The Baltic side travelled to Latvia by bus, a two-hour hop that kept routine intact after group fixtures in Tallinn. Head coach Jukka Toijala built Estonia’s system around pace, trailing only Serbia in fast-break points within Group A. Their own résumé mirrors Portugal’s: a single victory (versus the Czechs) and three defeats, including a painful overtime heart-breaker to Latvia that put extra mileage on legs now needed for this decider. Estonia shoots 38 % from beyond the arc—top-6 across the entire tournament—so every Portuguese close-out must arrive on time.

Strategic Match-ups to Track

Queta’s duel with 2.09 m Maik-Kalev Kotsar could dictate interior supremacy; whichever pivot avoids foul trouble will probably log 30+ minutes. On the perimeter, watch youthful swingman André Cruz chase Kullamae through endless off-ball screens, a stamina test comparable to a Lisbon half-marathon. Offensively, Portugal’s success might hinge on open-court opportunities: when Gomes’s men score more than 12 fast-break points, they have yet to lose in 2025 fixtures.

Beyond the Court: Why EuroBasket Matters for Expats

For foreigners building a life in Portugal, national-team moments offer a window into the country’s collective psyche.

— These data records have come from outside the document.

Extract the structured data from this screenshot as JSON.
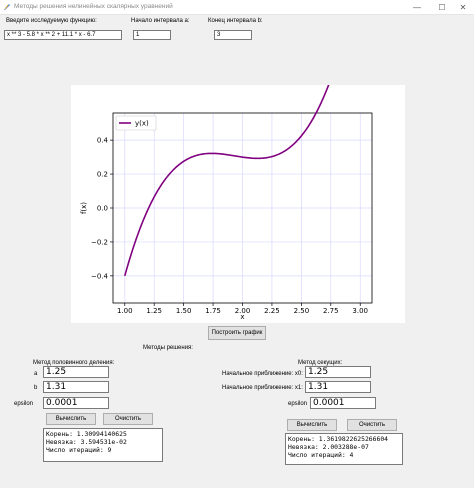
{
  "window": {
    "title": "Методы решения нелинейных скалярных уравнений",
    "minimize": "—",
    "maximize": "☐",
    "close": "✕"
  },
  "inputs": {
    "function_label": "Введите исследуемую функцию:",
    "function_value": "x ** 3 - 5.8 * x ** 2 + 11.1 * x - 6.7",
    "a_label": "Начало интервала a:",
    "a_value": "1",
    "b_label": "Конец интервала b:",
    "b_value": "3"
  },
  "chart_data": {
    "type": "line",
    "series": [
      {
        "name": "y(x)",
        "function": "x^3 - 5.8x^2 + 11.1x - 6.7",
        "x_range": [
          1,
          3
        ],
        "color": "#800080"
      }
    ],
    "xlabel": "x",
    "ylabel": "f(x)",
    "xlim": [
      0.9,
      3.1
    ],
    "ylim": [
      -0.56,
      0.56
    ],
    "xticks": [
      1.0,
      1.25,
      1.5,
      1.75,
      2.0,
      2.25,
      2.5,
      2.75,
      3.0
    ],
    "xtick_labels": [
      "1.00",
      "1.25",
      "1.50",
      "1.75",
      "2.00",
      "2.25",
      "2.50",
      "2.75",
      "3.00"
    ],
    "yticks": [
      -0.4,
      -0.2,
      0.0,
      0.2,
      0.4
    ],
    "ytick_labels": [
      "−0.4",
      "−0.2",
      "0.0",
      "0.2",
      "0.4"
    ],
    "grid": true,
    "legend": "top-left"
  },
  "plot_button": "Построить график",
  "methods_title": "Методы решения:",
  "bisection": {
    "title": "Метод половинного деления:",
    "a_label": "a",
    "a_value": "1.25",
    "b_label": "b",
    "b_value": "1.31",
    "eps_label": "epsilon",
    "eps_value": "0.0001",
    "compute": "Вычислить",
    "clear": "Очистить",
    "output": [
      "Корень: 1.30994140625",
      "Невязка: 3.594531e-02",
      "Число итераций: 9"
    ]
  },
  "secant": {
    "title": "Метод секущих:",
    "x0_label": "Начальное приближение: x0:",
    "x0_value": "1.25",
    "x1_label": "Начальное приближение: x1:",
    "x1_value": "1.31",
    "eps_label": "epsilon",
    "eps_value": "0.0001",
    "compute": "Вычислить",
    "clear": "Очистить",
    "output": [
      "Корень: 1.3619822625266604",
      "Невязка: 2.003288e-07",
      "Число итераций: 4"
    ]
  }
}
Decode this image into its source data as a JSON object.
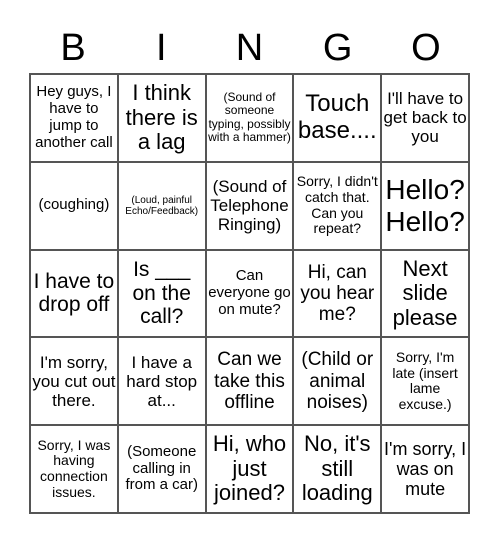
{
  "header": [
    "B",
    "I",
    "N",
    "G",
    "O"
  ],
  "cells": [
    "Hey guys, I have to jump to another call",
    "I think there is a lag",
    "(Sound of someone typing, possibly with a hammer)",
    "Touch base....",
    "I'll have to get back to you",
    "(coughing)",
    "(Loud, painful Echo/Feedback)",
    "(Sound of Telephone Ringing)",
    "Sorry, I didn't catch that. Can you repeat?",
    "Hello? Hello?",
    "I have to drop off",
    "Is ___ on the call?",
    "Can everyone go on mute?",
    "Hi, can you hear me?",
    "Next slide please",
    "I'm sorry, you cut out there.",
    "I have a hard stop at...",
    "Can we take this offline",
    "(Child or animal noises)",
    "Sorry, I'm late (insert lame excuse.)",
    "Sorry, I was having connection issues.",
    "(Someone calling in from a car)",
    "Hi, who just joined?",
    "No, it's still loading",
    "I'm sorry, I was on mute"
  ]
}
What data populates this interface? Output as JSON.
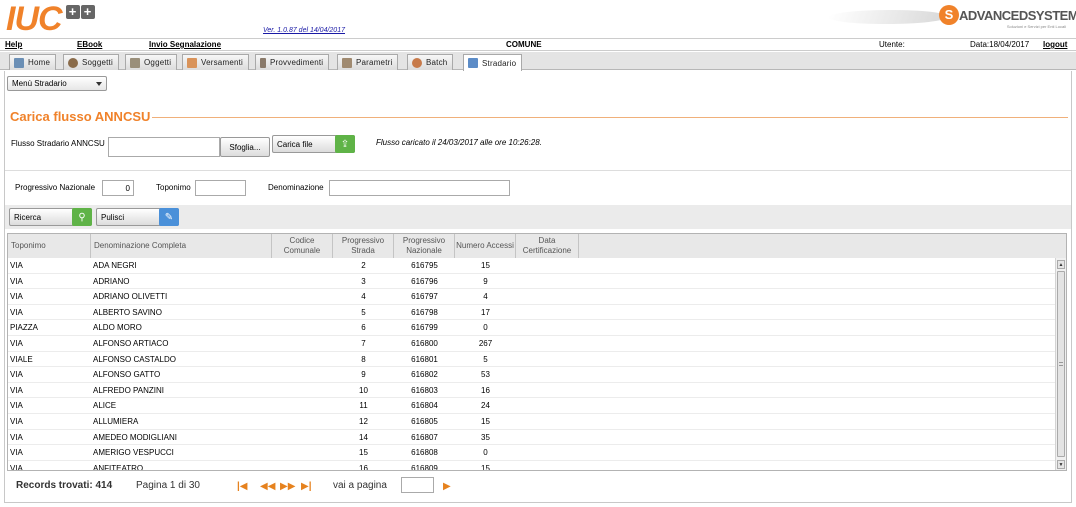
{
  "header": {
    "logo_text": "IUC",
    "logo_plus": [
      "+",
      "+"
    ],
    "version": "Ver. 1.0.87 del 14/04/2017",
    "brand_name": "ADVANCEDSYSTEMS",
    "brand_sub": "Soluzioni e Servizi per Enti Locali"
  },
  "topbar": {
    "help": "Help",
    "ebook": "EBook",
    "invio": "Invio Segnalazione",
    "comune": "COMUNE",
    "utente": "Utente:",
    "data": "Data:18/04/2017",
    "logout": "logout"
  },
  "tabs": [
    {
      "label": "Home",
      "icon": "home-icon",
      "color": "#6b8fb5"
    },
    {
      "label": "Soggetti",
      "icon": "person-icon",
      "color": "#8a6b4a"
    },
    {
      "label": "Oggetti",
      "icon": "building-icon",
      "color": "#9a8f7a"
    },
    {
      "label": "Versamenti",
      "icon": "money-icon",
      "color": "#d9935a"
    },
    {
      "label": "Provvedimenti",
      "icon": "document-icon",
      "color": "#8a7a6a"
    },
    {
      "label": "Parametri",
      "icon": "grid-icon",
      "color": "#a08a70"
    },
    {
      "label": "Batch",
      "icon": "gears-icon",
      "color": "#c77a4a"
    },
    {
      "label": "Stradario",
      "icon": "road-icon",
      "color": "#5c8cc7"
    }
  ],
  "menu_select": "Menù Stradario",
  "section_title": "Carica flusso ANNCSU",
  "upload": {
    "label": "Flusso Stradario ANNCSU",
    "browse": "Sfoglia...",
    "carica": "Carica file",
    "message": "Flusso caricato il 24/03/2017 alle ore 10:26:28."
  },
  "filters": {
    "progressivo_label": "Progressivo Nazionale",
    "progressivo_value": "0",
    "toponimo_label": "Toponimo",
    "toponimo_value": "",
    "denominazione_label": "Denominazione",
    "denominazione_value": ""
  },
  "buttons": {
    "ricerca": "Ricerca",
    "pulisci": "Pulisci"
  },
  "grid": {
    "columns": [
      "Toponimo",
      "Denominazione Completa",
      "Codice Comunale",
      "Progressivo Strada",
      "Progressivo Nazionale",
      "Numero Accessi",
      "Data Certificazione"
    ],
    "rows": [
      [
        "VIA",
        "ADA NEGRI",
        "",
        "2",
        "616795",
        "15",
        ""
      ],
      [
        "VIA",
        "ADRIANO",
        "",
        "3",
        "616796",
        "9",
        ""
      ],
      [
        "VIA",
        "ADRIANO OLIVETTI",
        "",
        "4",
        "616797",
        "4",
        ""
      ],
      [
        "VIA",
        "ALBERTO SAVINO",
        "",
        "5",
        "616798",
        "17",
        ""
      ],
      [
        "PIAZZA",
        "ALDO MORO",
        "",
        "6",
        "616799",
        "0",
        ""
      ],
      [
        "VIA",
        "ALFONSO ARTIACO",
        "",
        "7",
        "616800",
        "267",
        ""
      ],
      [
        "VIALE",
        "ALFONSO CASTALDO",
        "",
        "8",
        "616801",
        "5",
        ""
      ],
      [
        "VIA",
        "ALFONSO GATTO",
        "",
        "9",
        "616802",
        "53",
        ""
      ],
      [
        "VIA",
        "ALFREDO PANZINI",
        "",
        "10",
        "616803",
        "16",
        ""
      ],
      [
        "VIA",
        "ALICE",
        "",
        "11",
        "616804",
        "24",
        ""
      ],
      [
        "VIA",
        "ALLUMIERA",
        "",
        "12",
        "616805",
        "15",
        ""
      ],
      [
        "VIA",
        "AMEDEO MODIGLIANI",
        "",
        "14",
        "616807",
        "35",
        ""
      ],
      [
        "VIA",
        "AMERIGO VESPUCCI",
        "",
        "15",
        "616808",
        "0",
        ""
      ],
      [
        "VIA",
        "ANFITEATRO",
        "",
        "16",
        "616809",
        "15",
        ""
      ]
    ]
  },
  "pager": {
    "records": "Records trovati: 414",
    "page": "Pagina 1 di 30",
    "goto": "vai a pagina",
    "goto_value": ""
  }
}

In cafés from Braga to the Algarve, expect TVs set to RTP2, customers ordering bicas on repeat, and spontaneous choreography of claps whenever Queta throws down a dunk. Cheering alongside locals can break linguistic barriers faster than any language app, and understanding the pride attached to rare appearances at European championships helps newcomers grasp Portugal’s broader sporting narrative—one that stretches well beyond the omnipresent curse of football.

The Bottom Line

Portugal controls its destiny. Win, and the calendar extends at least two more days. Lose, and an encouraging tournament debut after 74 years becomes a footnote. For expats and longtime residents alike, the lunchtime tip-off offers a shared appointment with national ambition; by late afternoon, everyone will know whether September evenings will still be narrated by the squeak of sneakers and the chant Portugal, olé!